La décision de Blue Owl le 2 avril a fait suite à un niveau historique de demandes de rachat, forçant la société à plafonner les retraits et laissant les investisseurs incapables de retirer moins d'un quart de l'argent demandé. Le titre baisse maintenant depuis huit mois consécutifs, subissant sa pire chute trimestrielle de l'histoire alors que les paris baissiers contre la société ont atteint un sommet historique en mars.

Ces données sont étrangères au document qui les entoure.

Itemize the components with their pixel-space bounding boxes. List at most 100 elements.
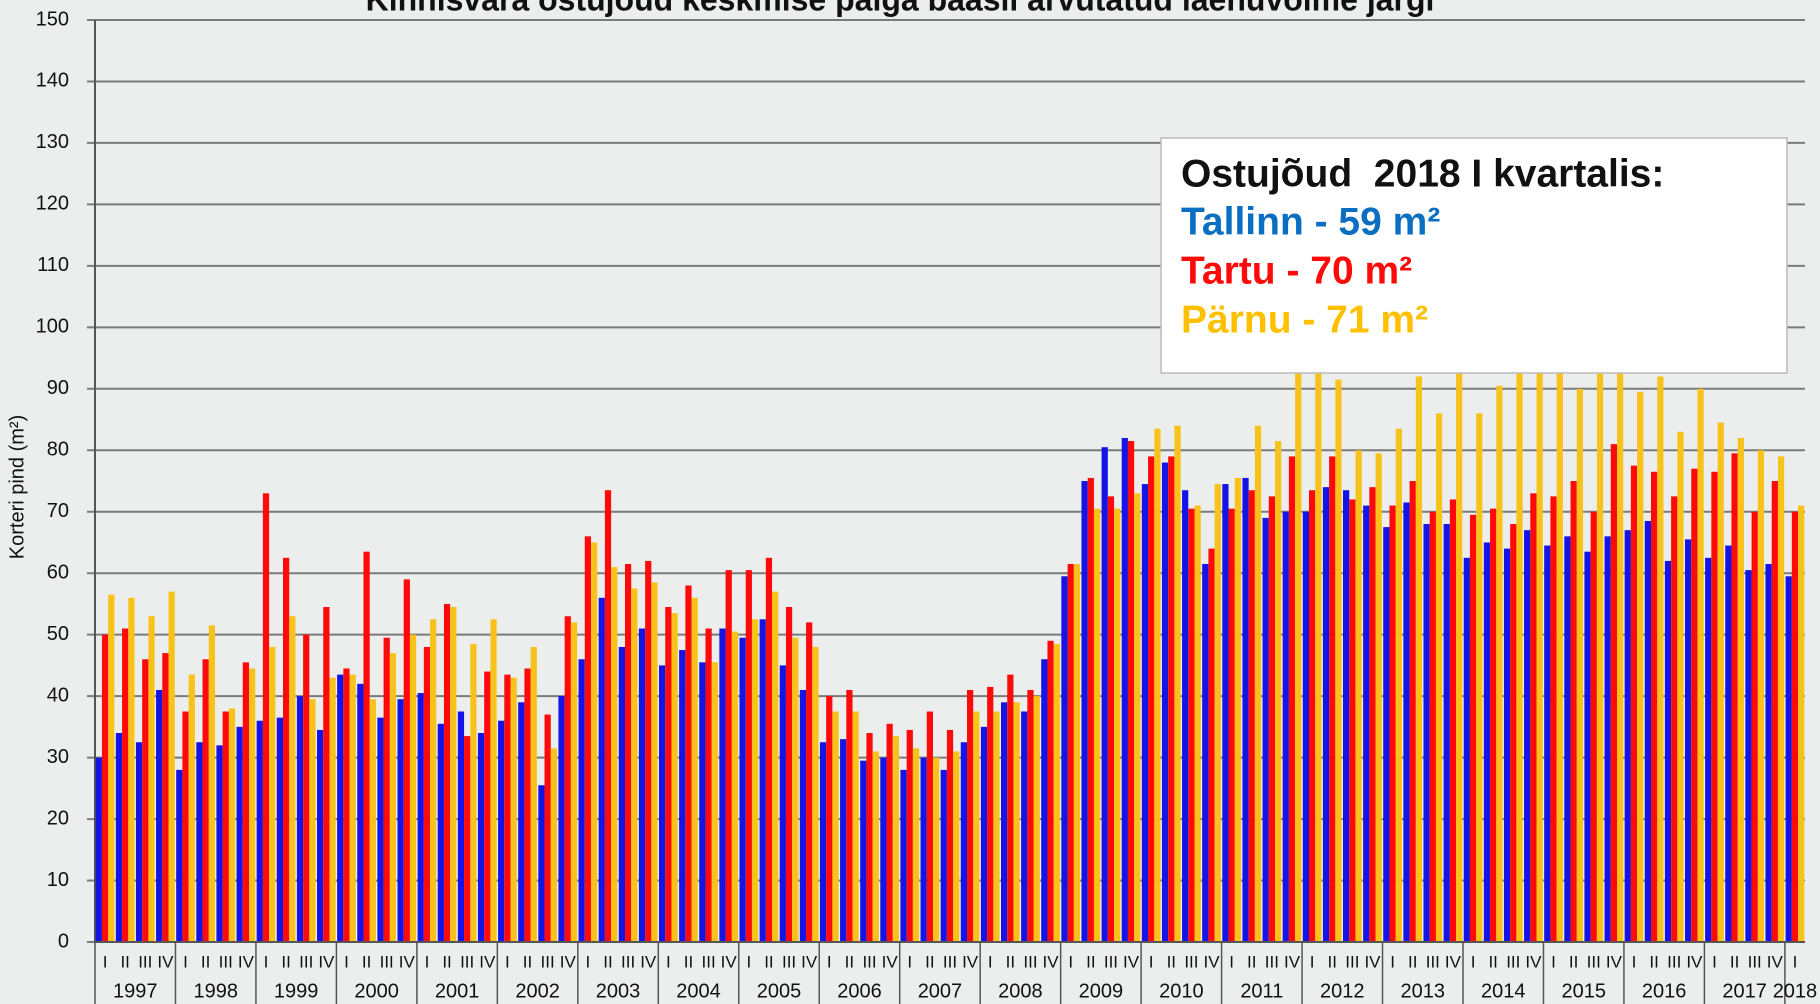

Cet événement est le dernier signe de tension dans le secteur du crédit privé, en croissance rapide et pesant 3 500 milliards de dollars, un marché devenu une source cruciale de financement pour les rachats d'entreprises par des fonds de capital-investissement. Les inquiétudes montent quant à l'exposition du secteur aux sociétés de logiciels vulnérables aux perturbations de l'intelligence artificielle, parallèlement à la baisse des rendements et à une concurrence accrue. La pression n'est pas isolée à Blue Owl ; des firmes majeures comme Ares Management, Apollo Global et Blackstone ont également récemment plafonné les rachats de leurs propres sociétés de développement commercial (BDC).
La vague de demandes de retrait a déclenché un effet domino, des fonds de fonds comme le véhicule phare de Cliffwater voyant leurs propres demandes de rachat monter en flèche car ils détiennent des participations dans les fonds Blue Owl même qui sont actuellement fermés. Les analystes avertissent désormais que le marché pourrait être aux premières étapes d'une « crise rampante ».
« Nous n'en sommes qu'au début de la découverte des problèmes et cela pourrait ne pas arriver demain, cela pourrait arriver dans trois ou six mois », a déclaré Alberto Gallo, directeur de l'investissement chez Andromeda Capital Management à Londres. Il a mis en garde contre une « boîte où vous avez 100 entreprises, mais vous savez que 10 d'entre elles sont des chats morts. Jusqu'à ce que vous ouvriez la boîte, ils sont toujours vivants ».
Le potentiel de contagion s'étend au-delà des gestionnaires d'actifs eux-mêmes, les avoirs des assureurs vie et de rente américains en crédit privé ayant plus que doublé au cours de la dernière décennie pour représenter environ 35 % de leurs investissements totaux. Javier Corominas, directeur de la stratégie macro mondiale chez Oxford Economics, a noté que les assureurs affiliés à des sociétés de capital-investissement détiennent environ 1 000 milliards de dollars de ces actifs.
Cela crée un canal de contagion différent de celui de la crise financière de 2008. « Si les pertes sur le crédit privé érodent la solvabilité des assureurs, la contagion qui en résulterait ne ressemblerait pas à la dynamique de panique bancaire de 2008, mais se manifesterait plutôt par une érosion lente et progressive de la sécurité de la retraite », a écrit Corominas dans une note récente. Le risque pèse de manière disproportionnée sur les fonds de pension et les épargnants particuliers qui possèdent des rentes auprès de ces assureurs, un scénario plus difficile à détecter en temps réel et plus difficile à inverser.
Cet article est uniquement à titre informatif et ne constitue pas un conseil en investissement.